The northern portion of this trip down the Delaware was new territory for us.  Our plan was to go from the Poxono launch area, located about 9 miles north of Route 80 on the New Jersey side to the Delaware River Water Gap Visitors Center located just south of Route 80.   In total the trip was 9.5 miles and we accomplished it in just under 4 hours (3’55”).

We paddled the Worthington State Park to Water Gap portion of this trip last year but that was a long trip with the HRCKC.  Today’s trip down the Delaware was the first time we took advantage of having kayak racks on both vehicles. This made the trip quick and efficient.  That was crucial since the trip up Old Mine Road along the river was slow and treacherous, fill with huge craters.

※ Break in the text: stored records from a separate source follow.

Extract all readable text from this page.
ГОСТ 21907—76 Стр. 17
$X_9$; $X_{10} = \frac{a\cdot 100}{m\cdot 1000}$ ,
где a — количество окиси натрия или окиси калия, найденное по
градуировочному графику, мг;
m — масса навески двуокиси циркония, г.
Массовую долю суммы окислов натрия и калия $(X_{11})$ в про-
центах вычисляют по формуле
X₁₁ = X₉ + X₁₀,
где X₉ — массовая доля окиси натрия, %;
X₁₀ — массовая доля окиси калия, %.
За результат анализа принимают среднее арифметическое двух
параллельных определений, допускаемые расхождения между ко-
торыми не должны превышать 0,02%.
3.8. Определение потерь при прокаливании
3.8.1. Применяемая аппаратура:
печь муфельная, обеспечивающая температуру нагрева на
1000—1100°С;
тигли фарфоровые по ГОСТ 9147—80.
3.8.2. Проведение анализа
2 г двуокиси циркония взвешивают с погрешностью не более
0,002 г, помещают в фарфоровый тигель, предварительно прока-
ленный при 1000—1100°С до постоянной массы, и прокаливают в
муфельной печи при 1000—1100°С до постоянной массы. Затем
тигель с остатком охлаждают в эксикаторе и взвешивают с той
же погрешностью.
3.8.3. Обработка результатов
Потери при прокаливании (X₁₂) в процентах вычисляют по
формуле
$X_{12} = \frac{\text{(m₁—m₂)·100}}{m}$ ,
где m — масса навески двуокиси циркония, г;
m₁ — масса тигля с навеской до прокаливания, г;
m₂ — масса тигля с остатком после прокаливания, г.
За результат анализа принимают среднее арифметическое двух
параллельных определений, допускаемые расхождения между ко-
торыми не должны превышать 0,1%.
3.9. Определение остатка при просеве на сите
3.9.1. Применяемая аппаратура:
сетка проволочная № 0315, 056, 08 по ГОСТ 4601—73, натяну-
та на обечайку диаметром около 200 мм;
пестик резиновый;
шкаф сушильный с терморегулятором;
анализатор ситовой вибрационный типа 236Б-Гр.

The exciting moment of this trip was the spotting and photographing of a bald eagle.  We first saw him on a branch about 8 feet above the river and then he flew out into a tree branch about 20 feet above us.  Fortunately, I was able to photograph it until it flew off.  Kathy also caught a few shaky moments on the video.  This is only the second time we have seen a bald eagle on a kayak trip, we saw one on the Raritan River in Pisctaway the first time.   That’s why you have to got to every paddle.

Shortly after seeing the eagle, we saw a single blue heron flying along the western river bank  It eventually glided to a landing on the eastern bank of the river.  I was able to silently float up to it and get a few photographs of it standing on the river’s bank before it got wind of me and jumped up flapped off across the river.  Fortunately, I was able to capture it as it flew across the Delaware to the Jersey side.  These may be some of my best photos of blue herons I have taken to date.  The river and the bank framed the bird nicely as it flew across the river.  You can see it flying both flapping its wings as well as opening and closing its beak as it flies.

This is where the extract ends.